İnsanların niyet ve amaçlarına göre, 'algı yönetimi' zararlı da olabilir, yararlı da olabilir.
Hangi alanda ve hangi niyetle olursa olsun, ahlâki olmayan ve özellikle terörle ilintili ve iltisaklı tüm algı yönetimleri ahlâksız, zararlı ve tehlikelidir.
Benzerleri gibi, İstiklâk Caddesi terör saldırısı da, insan canı ve kanı üzerinden milletin psiko morâl ve maneviyatını, birlik, dirlik ve berâberliğini hedef almıştır.

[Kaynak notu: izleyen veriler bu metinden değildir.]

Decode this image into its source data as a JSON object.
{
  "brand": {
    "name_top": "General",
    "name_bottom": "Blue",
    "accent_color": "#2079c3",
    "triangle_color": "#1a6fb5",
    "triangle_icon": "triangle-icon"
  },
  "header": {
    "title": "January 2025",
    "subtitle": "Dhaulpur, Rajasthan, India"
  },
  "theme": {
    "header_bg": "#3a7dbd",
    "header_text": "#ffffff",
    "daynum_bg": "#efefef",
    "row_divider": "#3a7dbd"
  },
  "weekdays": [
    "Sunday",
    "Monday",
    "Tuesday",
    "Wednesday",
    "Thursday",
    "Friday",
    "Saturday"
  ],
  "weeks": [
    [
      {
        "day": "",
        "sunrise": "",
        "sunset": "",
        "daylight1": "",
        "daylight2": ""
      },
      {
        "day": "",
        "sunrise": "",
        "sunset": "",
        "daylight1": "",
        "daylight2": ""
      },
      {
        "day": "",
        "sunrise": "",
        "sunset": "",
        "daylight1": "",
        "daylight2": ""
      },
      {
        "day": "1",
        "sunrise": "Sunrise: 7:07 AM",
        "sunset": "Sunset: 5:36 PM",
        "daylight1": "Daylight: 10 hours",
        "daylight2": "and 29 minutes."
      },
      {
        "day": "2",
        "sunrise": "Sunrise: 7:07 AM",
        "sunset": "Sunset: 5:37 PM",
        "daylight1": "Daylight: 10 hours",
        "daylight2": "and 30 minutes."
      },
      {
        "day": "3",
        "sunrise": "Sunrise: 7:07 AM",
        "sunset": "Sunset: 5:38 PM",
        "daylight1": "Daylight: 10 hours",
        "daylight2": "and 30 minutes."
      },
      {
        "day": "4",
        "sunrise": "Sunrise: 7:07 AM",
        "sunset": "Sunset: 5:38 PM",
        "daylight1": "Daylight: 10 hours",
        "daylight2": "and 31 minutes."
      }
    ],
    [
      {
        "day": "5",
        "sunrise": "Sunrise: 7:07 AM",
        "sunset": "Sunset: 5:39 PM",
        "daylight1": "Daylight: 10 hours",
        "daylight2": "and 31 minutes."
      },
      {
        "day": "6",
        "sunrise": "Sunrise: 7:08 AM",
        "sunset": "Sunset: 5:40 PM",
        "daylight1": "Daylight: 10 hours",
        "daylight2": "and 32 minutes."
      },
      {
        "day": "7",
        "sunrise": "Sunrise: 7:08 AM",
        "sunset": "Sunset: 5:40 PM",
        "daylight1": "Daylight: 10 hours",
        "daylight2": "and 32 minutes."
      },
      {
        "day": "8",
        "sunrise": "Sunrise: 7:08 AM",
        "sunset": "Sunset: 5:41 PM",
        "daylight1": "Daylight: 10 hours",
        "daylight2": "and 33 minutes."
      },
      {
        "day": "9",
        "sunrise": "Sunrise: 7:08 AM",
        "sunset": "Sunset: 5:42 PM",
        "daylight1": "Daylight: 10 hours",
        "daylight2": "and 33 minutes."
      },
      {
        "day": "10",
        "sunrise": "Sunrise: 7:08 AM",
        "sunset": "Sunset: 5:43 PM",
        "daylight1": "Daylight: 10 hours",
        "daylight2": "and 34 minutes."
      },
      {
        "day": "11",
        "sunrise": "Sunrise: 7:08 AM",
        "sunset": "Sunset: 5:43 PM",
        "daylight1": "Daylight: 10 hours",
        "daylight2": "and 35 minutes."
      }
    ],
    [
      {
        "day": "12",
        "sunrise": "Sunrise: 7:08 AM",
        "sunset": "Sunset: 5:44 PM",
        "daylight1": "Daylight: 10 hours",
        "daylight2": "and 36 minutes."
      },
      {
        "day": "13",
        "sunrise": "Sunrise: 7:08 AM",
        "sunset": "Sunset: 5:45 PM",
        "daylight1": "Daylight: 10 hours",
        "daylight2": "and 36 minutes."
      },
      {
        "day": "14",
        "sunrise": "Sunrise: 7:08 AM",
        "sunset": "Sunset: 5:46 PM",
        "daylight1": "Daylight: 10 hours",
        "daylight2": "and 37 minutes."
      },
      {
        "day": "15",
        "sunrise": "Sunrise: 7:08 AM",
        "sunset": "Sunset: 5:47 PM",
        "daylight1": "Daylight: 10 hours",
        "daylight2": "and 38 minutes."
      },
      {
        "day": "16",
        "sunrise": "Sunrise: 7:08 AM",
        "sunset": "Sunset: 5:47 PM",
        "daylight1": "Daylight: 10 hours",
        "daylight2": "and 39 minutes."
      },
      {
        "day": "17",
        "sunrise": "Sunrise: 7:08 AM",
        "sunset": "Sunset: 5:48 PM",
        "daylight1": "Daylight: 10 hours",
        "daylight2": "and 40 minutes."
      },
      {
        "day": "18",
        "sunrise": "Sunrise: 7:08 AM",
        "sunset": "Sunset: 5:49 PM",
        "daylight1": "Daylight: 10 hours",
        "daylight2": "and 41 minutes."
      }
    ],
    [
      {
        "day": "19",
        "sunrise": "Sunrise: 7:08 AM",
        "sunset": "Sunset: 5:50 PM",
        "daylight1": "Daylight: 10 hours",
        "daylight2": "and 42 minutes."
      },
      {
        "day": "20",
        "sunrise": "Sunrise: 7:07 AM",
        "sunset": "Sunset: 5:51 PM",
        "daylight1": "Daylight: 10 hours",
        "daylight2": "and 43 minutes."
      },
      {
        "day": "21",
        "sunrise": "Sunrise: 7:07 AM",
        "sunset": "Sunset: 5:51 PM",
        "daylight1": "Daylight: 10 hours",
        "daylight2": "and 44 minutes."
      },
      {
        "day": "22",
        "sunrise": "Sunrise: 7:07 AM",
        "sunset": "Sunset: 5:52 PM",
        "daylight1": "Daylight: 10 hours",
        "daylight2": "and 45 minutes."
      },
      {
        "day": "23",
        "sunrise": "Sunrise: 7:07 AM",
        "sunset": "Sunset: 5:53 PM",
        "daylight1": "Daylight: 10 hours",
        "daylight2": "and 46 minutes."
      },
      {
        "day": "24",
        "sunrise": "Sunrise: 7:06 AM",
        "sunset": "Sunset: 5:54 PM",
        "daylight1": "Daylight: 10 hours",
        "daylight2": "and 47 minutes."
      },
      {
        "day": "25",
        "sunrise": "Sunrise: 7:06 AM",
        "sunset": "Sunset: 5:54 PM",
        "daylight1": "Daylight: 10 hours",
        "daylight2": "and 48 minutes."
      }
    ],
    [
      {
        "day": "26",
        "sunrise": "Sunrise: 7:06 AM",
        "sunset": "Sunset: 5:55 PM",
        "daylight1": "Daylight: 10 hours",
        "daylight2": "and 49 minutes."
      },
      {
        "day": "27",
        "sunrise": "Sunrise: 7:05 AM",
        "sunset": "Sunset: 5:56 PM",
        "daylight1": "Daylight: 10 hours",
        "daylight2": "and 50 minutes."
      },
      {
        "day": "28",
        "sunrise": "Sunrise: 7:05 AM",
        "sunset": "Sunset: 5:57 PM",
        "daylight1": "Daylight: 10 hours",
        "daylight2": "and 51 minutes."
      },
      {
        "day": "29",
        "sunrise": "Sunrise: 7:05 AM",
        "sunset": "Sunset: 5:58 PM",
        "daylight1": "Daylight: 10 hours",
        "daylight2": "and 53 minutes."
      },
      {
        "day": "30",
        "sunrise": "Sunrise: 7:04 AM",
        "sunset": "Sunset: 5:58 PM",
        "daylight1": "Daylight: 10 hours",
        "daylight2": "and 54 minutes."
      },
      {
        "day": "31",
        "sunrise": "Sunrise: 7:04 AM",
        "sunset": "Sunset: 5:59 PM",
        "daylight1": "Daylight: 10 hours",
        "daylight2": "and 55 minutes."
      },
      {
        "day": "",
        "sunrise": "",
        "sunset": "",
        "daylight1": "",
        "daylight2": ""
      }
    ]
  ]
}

Zarar ziyan tesbiti, sonrasında iktidarın, tedbir noktasında varsa ihmâllerinin, yanlışlarının ve yaklaşımlarının sorulması ve sorgulanması hakkımız saklı kalmak kaydıyla; devletin menfur ve meşum bir terör saldırısı olan Taksim'deki olayla ilgili görselleri paylaşma yasak kararını bu açıdan okumak gerekir diye düşünmekteyim.
MİLLETİM UYAN.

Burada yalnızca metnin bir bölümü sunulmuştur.